Kılıçdaroğlu, AKP'li Cumhurbaşkanı Erdoğan'ın, "Kılıçdaroğlu Kamu görevlilerini tehdit etmeyi, kamu kurumlarını basmayı, bir çeşit siyasi eşkıyalık yapmayı iyice alışkanlık haline getirdi" sözlerine, "Hepsi geçecek. Güzelce dinlen, ilaçlarını sakın ihmal etme" diyerek yanıt verdi.

Kılıçdaroğlu'ndan Erdoğan'a 'eşkıya' yanıtı: Hepsi geçecek güzelce dinlen, ilaçlarını ihmal etme

AKP'li Cumhurbaşkanı Recep Tayyip Erdoğan, TÜİK'in ardından Bakan Mahmut Özer'den de randevu alamaması üzerine Milli Eğitim Bakanlığı'na gidip orada da içeri alınmayan CHP lideri Kılıçdaroğlu'nu "Siyasi eşkıyalık yapmayı alışkanlık haline getirdi. Bay Kemal, bundan sonra devletin kurumlarına rastgele gidemeyeceksin" ifadeleriyle hedef aldı.

Kılıçdaroğlu, Erdoğan'ın açıklamalarına sosyal medya hesabından yanıt verdi. Erdoğan'ın kendisine yönelik sözlerini hatırlatan Kılıçdaroğlu, "Hepsi geçecek. Güzelce dinlen, ilaçlarını sakın ihmal etme" dedi.

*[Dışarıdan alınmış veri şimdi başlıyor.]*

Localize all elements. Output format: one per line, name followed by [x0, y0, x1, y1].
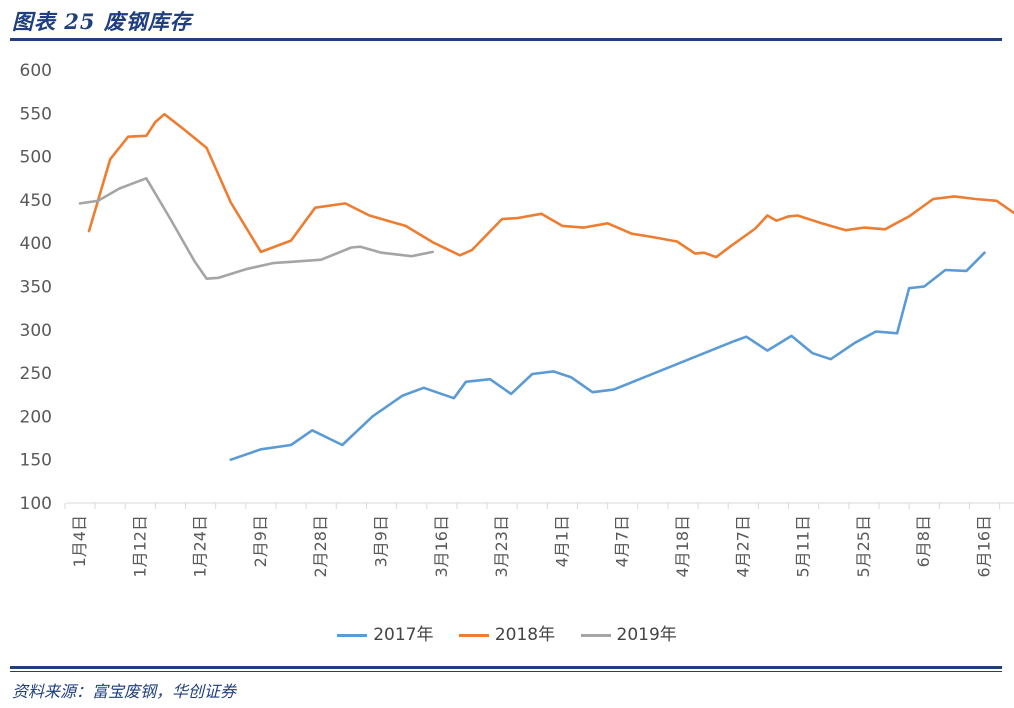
x-tick-label: 4月1日	[552, 515, 571, 567]
series-line-2017年	[229, 251, 986, 462]
y-tick-label: 550	[20, 104, 52, 124]
x-tick-label: 2月9日	[251, 515, 270, 567]
legend-swatch-2018	[458, 633, 489, 637]
y-tick-label: 250	[20, 364, 52, 384]
chart-legend: 2017年 2018年 2019年	[0, 620, 1014, 645]
x-tick-label: 6月16日	[975, 515, 994, 578]
x-tick-label: 3月9日	[372, 515, 391, 567]
y-tick-label: 300	[20, 321, 52, 341]
legend-label-2017: 2017年	[373, 625, 434, 645]
x-tick-label: 4月27日	[733, 515, 752, 578]
x-tick-label: 6月8日	[914, 515, 933, 567]
x-tick-label: 5月25日	[854, 515, 873, 578]
y-tick-label: 200	[20, 407, 52, 427]
x-tick-label: 4月7日	[613, 515, 632, 567]
legend-item-2019: 2019年	[580, 620, 677, 645]
legend-label-2018: 2018年	[494, 625, 556, 645]
x-tick-label: 1月24日	[191, 515, 210, 578]
footer-divider	[10, 666, 1002, 669]
source-note: 资料来源：富宝废钢，华创证券	[12, 682, 237, 701]
y-tick-label: 400	[20, 234, 52, 254]
legend-swatch-2019	[580, 633, 611, 637]
page-title: 图表 25 废钢库存	[12, 9, 192, 34]
x-tick-label: 5月11日	[794, 515, 813, 578]
series-line-2019年	[78, 177, 435, 281]
x-tick-label: 2月28日	[311, 515, 330, 578]
x-tick-label: 1月12日	[130, 515, 149, 578]
y-tick-label: 100	[20, 494, 52, 514]
x-tick-label: 4月18日	[673, 515, 692, 578]
legend-item-2017: 2017年	[337, 620, 433, 645]
footer-divider-thin	[10, 671, 1002, 672]
series-line-2018年	[87, 112, 1014, 259]
header-divider	[10, 38, 1002, 41]
x-tick-label: 3月16日	[432, 515, 451, 578]
y-tick-label: 500	[20, 148, 52, 168]
legend-label-2019: 2019年	[616, 625, 677, 645]
x-tick-label: 1月4日	[70, 515, 89, 567]
legend-item-2018: 2018年	[458, 620, 556, 645]
y-tick-label: 450	[20, 191, 52, 211]
y-tick-label: 150	[20, 451, 52, 471]
y-tick-label: 600	[20, 61, 52, 81]
x-tick-label: 3月23日	[492, 515, 511, 578]
legend-swatch-2017	[337, 633, 368, 637]
y-tick-label: 350	[20, 278, 52, 298]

Twitter hesabından yaptığı paylaşımla Erdoğan'a seslenen Kılıçdaroğlu, şunları söyledi:

"'Siyasi eşkıya, kalibresi bozuk, cins, cibilliyeti bozuk, adam değil, kifayetsiz muhteris…' demişsin Erdoğan. Hepsi geçecek. Güzelce dinlen, ilaçlarını sakın ihmal etme. Üzmesinler seni. İyi yıllar"

Erdoğan'ın açıklamaları:

"Kılıçdaroğlu Kamu görevlilerini tehdit etmeyi, kamu kurumlarını basmayı, bir çeşit siyasi eşkıyalık yapmayı iyice alışkanlık haline getirdi. Önce Merkez Bankasından randevu istedi, randevu verildi. Kendisi brife edildi. Çıktı, yalan yanlış birçok şeyleri anlattı. Dürüst değil, kalibresi bozuk, cins cibilliyet bozuk. TÜİK'ten randevu istedi, vermedi. Ne dedi? Siz imtihanı kaybettiniz. Niye? Merkez Bankası'na gittiniz, orada içeride başka dışarıda başka hareket ettiniz.

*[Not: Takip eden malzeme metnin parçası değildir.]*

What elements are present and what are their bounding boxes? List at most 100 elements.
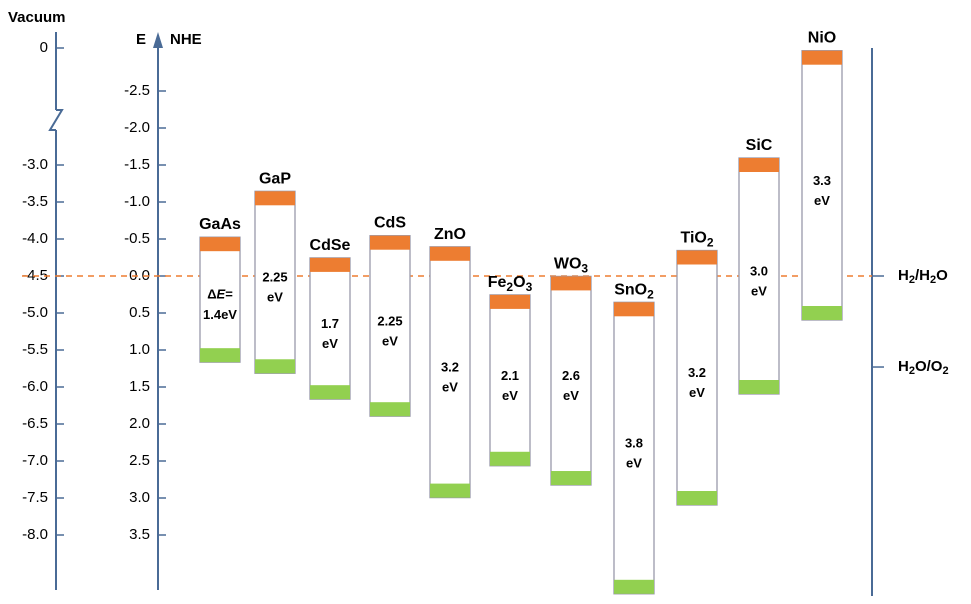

Helalleşme ve benzeri söylemlerle kendini demokrat göstermeye çalışırsa çalışsın, başında bulunduğu partinin genlerindeki faşistlik bir noktada böyle hortluyor. Kamu kurumlarına emrivaki ile gittiği için kapıda kalıyor. Bunun son örneğini MEB'de yaşadık.

CHP'nin başındaki zatın bu eşkıya vari baskınlarla derdi kamu kurumlarından bilgi almak değil, orada kaos ve kargaşa çıkarmaktır.

Bay Kemal devletin kurumlarını yozlaştırmak, yıpratmak asla mümkün değildir ve bundan sonra devletin kurumlarına rastgele gidemeyeceksin. Bitti artık. Her şeyden önce devletin kurumlarına gidebilmek dürüstlük gerektirir.

Sende bu dürüstlük yok. Sana bugüne kadar yeri geldi savunma bakanlarımı, dış işleri bakanımı gönderdim. Gidin brife edin, bilgilendirin diye. Ama sen adam değilsin ya. Değilsin. Dürüst değilsin dürüst.

Merkez Bankası bağımsız değil diyordun, seni kabul etti. Buyur, demek ki bağımsız ama sen bağımsız değilsin. Ben senin ipinin kimlerin elinde olduğunu çok merak ediyorum. O da meydana çıkacak tabi. Bakanlarımız ve diğer kamu görevlilerimiz de bu kifayetsiz muhterise böyle bir fırsatı vermeyerek doğrusunu yapıyorlar."